« Un jour, on pourra y aller au Japon, là où l’on mange des nems ? » Devant le planisphère affiché dans les toilettes, au moment où mon fils de 5 ans s’éternise sur le trône, il faudrait lui répondre plusieurs choses. D’abord, que l’on pourrait discuter de ça ailleurs, mais c’est vrai que la carte est dans les W.-C. Ensuite, que ce n’est pas au Japon que l’on mange des nems, mais on fera dans le détail plus tard. Et surtout que le pays du Soleil-Levant se situe à plus de 9 000 kilomètres de notre domicile, que le billet d’avion coûte une fortune et que ça va être chaud pour le bilan carbone familial. Au lieu de tout cela, c’est un : « Mais oui, on en fera des grands voyages ! », parce que l’on se verrait bien, un jour, à quatre avec des sacs à dos.
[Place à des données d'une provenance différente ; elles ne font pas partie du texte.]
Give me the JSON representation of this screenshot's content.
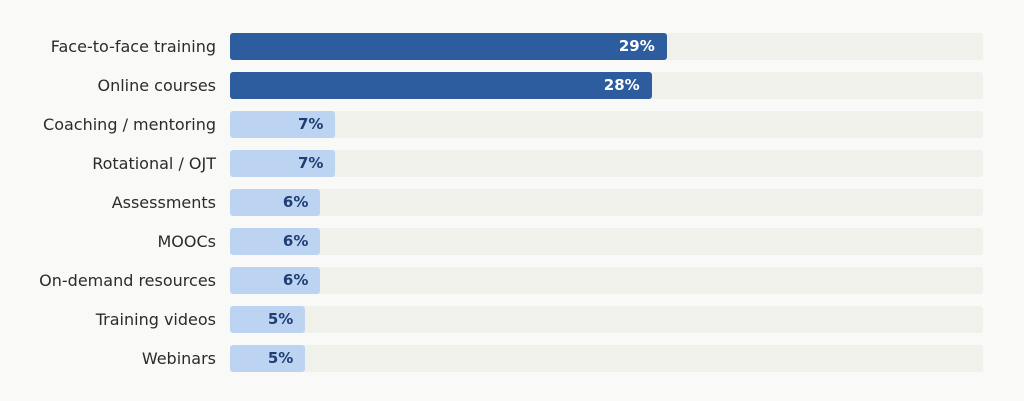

Il aurait au moins fallu ajouter « des voyages décarbonés », mais on ne l’a pas senti sur le moment.
Il faut dire que l’équation des vacances se résume pour l’instant à se demander si l’été, pour rejoindre le village des aïeux en Corse, à 867 kilomètres de chez nous, on ne pourrait pas remplacer 1 h 40 de vol par un train, un ferry et une voiture. Ce choix aurait pour effet de quadrupler le temps de parcours total et de multiplier par deux fois et demie le prix du trajet, déjà onéreux. Le tout pour un gain carbone d’environ 500 kilogrammes équivalent CO2 chacun, d’après le calculateur d’empreinte carbone personnelle MyCO2. On sait que chaque tonne de carbone compte, mais on trouve pour l’instant, avec mauvaise conscience, que c’est cher payé le kilo, y compris pour les nerfs des parents des deux lardons. Certains lecteurs de cette chronique, qui ont écrit au Monde, témoignent pourtant que la manière de voyager, ça se change, y compris en embarquant toute sa smala.
Comme Flora, une enseignante française de 43 ans qui vit à Brême, près de Hambourg, en Allemagne. La dernière fois qu’elle a pris l’avion pour passer Noël en famille, à Brest, à 1 000 kilomètres de son domicile, c’était en 2019. Elle a fait le même trajet en 2023, avec son mari et leurs deux filles de 9 et 11 ans, par le rail, en vingt-quatre heures, avec une halte pour dormir à Bruxelles. « On a fait un bon dîner, on s’est détendus et l’on est repartis ! », évoque-t-elle de l’autre côté d’un écran. Son enthousiaste conversion, Flora la doit à son mari allemand, amoureux des trains. Il dispose d’une carte de voyage illimitée, payée par son employeur, qui lui permet d’embarquer ses enfants gratuitement sur tout le réseau, métros compris, jusqu’à leurs 14 ans.